Of course this becomes cumbersome if you have more than a few pages
Hmm, I guess it depends on the task and workflow. I find this easy if I have to send out the document via Gmail, WhatsApp etc.
After I open up the PDF document (which I have to, anyway), the remaining steps happen on my phone. I find picking the right scan filter convenient on the phone (relative to point-and-click on a laptop) - I guess this talks more to the UI of the scanner apps. Then "sharing" the final document via the right app (mail etc) right from the interface of the scanner app is also fast.
Overall, I have noticed this takes me 5-15s to "scan" and send, per page.
#1 - It rotates AND scales to fit. It's not obvious until you rotate a stupid amount, but pages don't shrink when scanned for real.

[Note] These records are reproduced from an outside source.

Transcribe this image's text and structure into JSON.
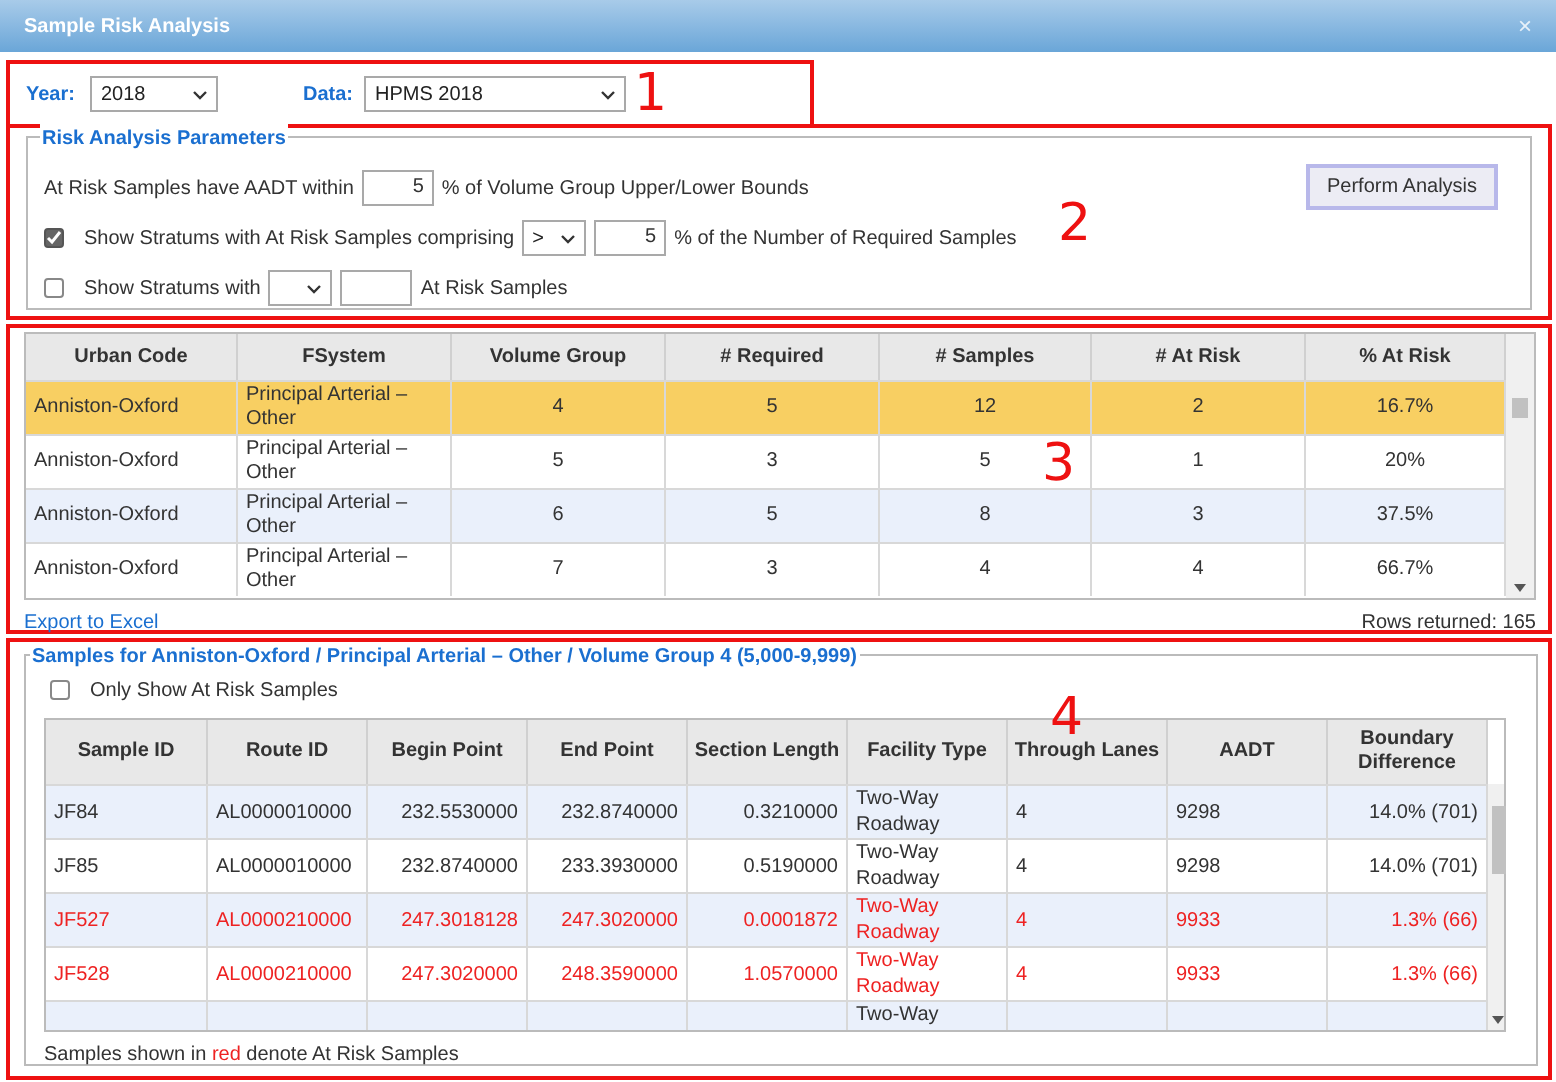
{
  "window": {
    "title": "Sample Risk Analysis",
    "close": "×"
  },
  "filters": {
    "year_label": "Year:",
    "year": "2018",
    "data_label": "Data:",
    "data": "HPMS 2018"
  },
  "parameters": {
    "legend": "Risk Analysis Parameters",
    "row1": {
      "before": "At Risk Samples have AADT within",
      "value": "5",
      "after": "% of Volume Group Upper/Lower Bounds"
    },
    "row2": {
      "checked": true,
      "before": "Show Stratums with At Risk Samples comprising",
      "operator": ">",
      "value": "5",
      "after": "% of the Number of Required Samples"
    },
    "row3": {
      "checked": false,
      "before": "Show Stratums with",
      "after": "At Risk Samples"
    },
    "button": "Perform Analysis"
  },
  "strata": {
    "columns": [
      "Urban Code",
      "FSystem",
      "Volume Group",
      "# Required",
      "# Samples",
      "# At Risk",
      "% At Risk"
    ],
    "rows": [
      {
        "selected": true,
        "cells": [
          "Anniston-Oxford",
          "Principal Arterial – Other",
          "4",
          "5",
          "12",
          "2",
          "16.7%"
        ]
      },
      {
        "selected": false,
        "cells": [
          "Anniston-Oxford",
          "Principal Arterial – Other",
          "5",
          "3",
          "5",
          "1",
          "20%"
        ]
      },
      {
        "selected": false,
        "cells": [
          "Anniston-Oxford",
          "Principal Arterial – Other",
          "6",
          "5",
          "8",
          "3",
          "37.5%"
        ]
      },
      {
        "selected": false,
        "cells": [
          "Anniston-Oxford",
          "Principal Arterial – Other",
          "7",
          "3",
          "4",
          "4",
          "66.7%"
        ]
      }
    ],
    "export_link": "Export to Excel",
    "rows_returned": "Rows returned: 165"
  },
  "samples": {
    "legend": "Samples for Anniston-Oxford / Principal Arterial – Other / Volume Group 4 (5,000-9,999)",
    "only_at_risk": {
      "label": "Only Show At Risk Samples",
      "checked": false
    },
    "columns": [
      "Sample ID",
      "Route ID",
      "Begin Point",
      "End Point",
      "Section Length",
      "Facility Type",
      "Through Lanes",
      "AADT",
      "Boundary Difference"
    ],
    "rows": [
      {
        "at_risk": false,
        "cells": [
          "JF84",
          "AL0000010000",
          "232.5530000",
          "232.8740000",
          "0.3210000",
          "Two-Way Roadway",
          "4",
          "9298",
          "14.0% (701)"
        ]
      },
      {
        "at_risk": false,
        "cells": [
          "JF85",
          "AL0000010000",
          "232.8740000",
          "233.3930000",
          "0.5190000",
          "Two-Way Roadway",
          "4",
          "9298",
          "14.0% (701)"
        ]
      },
      {
        "at_risk": true,
        "cells": [
          "JF527",
          "AL0000210000",
          "247.3018128",
          "247.3020000",
          "0.0001872",
          "Two-Way Roadway",
          "4",
          "9933",
          "1.3% (66)"
        ]
      },
      {
        "at_risk": true,
        "cells": [
          "JF528",
          "AL0000210000",
          "247.3020000",
          "248.3590000",
          "1.0570000",
          "Two-Way Roadway",
          "4",
          "9933",
          "1.3% (66)"
        ]
      },
      {
        "at_risk": false,
        "cells": [
          null,
          null,
          null,
          null,
          null,
          "Two-Way",
          null,
          null,
          null
        ]
      }
    ],
    "note": {
      "before": "Samples shown in ",
      "highlight": "red",
      "after": " denote At Risk Samples"
    }
  },
  "annotations": [
    "1",
    "2",
    "3",
    "4"
  ]
}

#2 - The scanning rotation is way too uniform. Most scans twist a bit, typically near the top when more of the page is in the scanner to straighten it out.
#3 - With #2 there should be some stretching/skewing that isn't uniform.
#4 - The noise is way too uniform as well. It looks like static. Typical scanned documents have noise that is much more variable. You also get other scanning artifacts like streaks for dirt on the scan head.
#5 - The page ends often aren't even and introduce artifacting as well.
#6 - Needs an option for chewed up staple corner and/or holepunch.